The citizens of other countries will deplore his death; the struggling patriots who on our own continent were cheered by his sympathies, and who must have perceived his influence in the recognition of their independence by this government, have taught their children to venerate his name. He won the civic crown, and the demonstrations of this hour own the worth of civil services.

It was with great satisfaction that I heard my friend from Kentucky, [Mr. Breckenridge,] the immediate representative of Mr. Clay, detail a conversation which disclosed the feelings of that eminent man in relation to his Christian hope. These, Mr. Speaker, are rich memorials, precious reminiscences. A Christian statesman is the glory of his age, and his memory will be glorious in after times; it reflects a light coming from a source which clouds cannot dim nor shadows obscure. It was my privilege, also, a short time since, to converse with this distinguished statesman on the subject of his hopes in a future state. Feeling a deep interest, I asked him frankly what were his hopes in the world to which he was evidently hastening. ‘I am pleased,’ said he, ‘my friend, that you have introduced the subject. Conscious that I must die very soon, I love to meditate upon the most important of all interests. I love to converse and to hear conversations about them. The vanity of the world, and its insufficiency to satisfy the soul of man, has long been a settled conviction of my mind. Man’s inability to secure by his own merits the approbation of God, I feel to be true. I trust in theatonement of the Saviour of men as the ground of my acceptance and my hope of salvation. My faith is feeble, but I hope in His mercy and trust in his promises.’ To such declarations I listened with the deepest interest, as I did on another occasion, when he said: ‘I am willing to abide the will of Heaven, and ready to die when that will shall determine it.’

He is gone, sir, professing the humble hope of a Christian. That hope, alone, sir, can sustain you, or any of us. There is one lonely and crushed heart that has bowed before this afflictive event. Far away, at Ashland, a widowed wife, prevented by feeble health from attending his bedside and soothing his painful hours, she has thought even the electric speed of the intelligence daily transmitted of his condition too slow for her aching, anxious bosom. She will find consolation in his Christian submission, and will draw all of comfort that such a case admits from the assurance that nothing was neglected by the kindness of friends which could supply her place. May the guardianship of the widow’s God be her protection, and His consolations her support!

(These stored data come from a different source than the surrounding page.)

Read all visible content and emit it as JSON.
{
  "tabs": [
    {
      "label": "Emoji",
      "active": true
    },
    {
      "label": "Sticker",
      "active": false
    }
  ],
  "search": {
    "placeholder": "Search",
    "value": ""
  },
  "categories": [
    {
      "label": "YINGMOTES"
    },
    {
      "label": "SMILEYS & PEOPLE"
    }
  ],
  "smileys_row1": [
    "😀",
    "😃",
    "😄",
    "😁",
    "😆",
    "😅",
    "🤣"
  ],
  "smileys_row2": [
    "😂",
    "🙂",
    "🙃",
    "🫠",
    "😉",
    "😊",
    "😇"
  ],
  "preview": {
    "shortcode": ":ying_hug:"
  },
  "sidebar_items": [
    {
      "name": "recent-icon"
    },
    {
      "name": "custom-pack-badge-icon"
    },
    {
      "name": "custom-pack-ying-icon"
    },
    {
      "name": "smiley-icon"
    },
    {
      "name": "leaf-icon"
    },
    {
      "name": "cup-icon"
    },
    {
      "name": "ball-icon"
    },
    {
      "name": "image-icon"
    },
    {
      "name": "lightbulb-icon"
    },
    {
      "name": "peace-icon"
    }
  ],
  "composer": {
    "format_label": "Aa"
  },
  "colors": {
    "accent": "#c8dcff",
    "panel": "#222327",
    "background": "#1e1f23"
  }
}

‘All cannot be at all times first

To reach the topmost step of glory; to stand there,

More hard. Even swifter than we mount, we fall.’


Mr. HAVEN said: Mr. Speaker, Representing a constituency distinguished for the constancy of its devotion to the political principles of Mr. Clay, and for its unwavering attachment to his fortunes and his person—sympathizing deeply with those whose more intimate personal relations with him have made them feel most profoundly this general bereavement—I desire to say a few words of him, since he has fallen amongst us and been taken to his rest.

After the finished eulogies which have been so eloquently pronounced by the honorable gentlemen who have preceded me, I will avoid a course of remark which might otherwise be deemed a repetition, and refer to the bearing of some of the acts of the deceased upon the interests and destinies of my own state. The influence of his public life, and of his purely American character, the benefits of his wise forecast, and the results of his efforts for wholesome and rational progress, are no where more strongly exhibited than in the state of New York.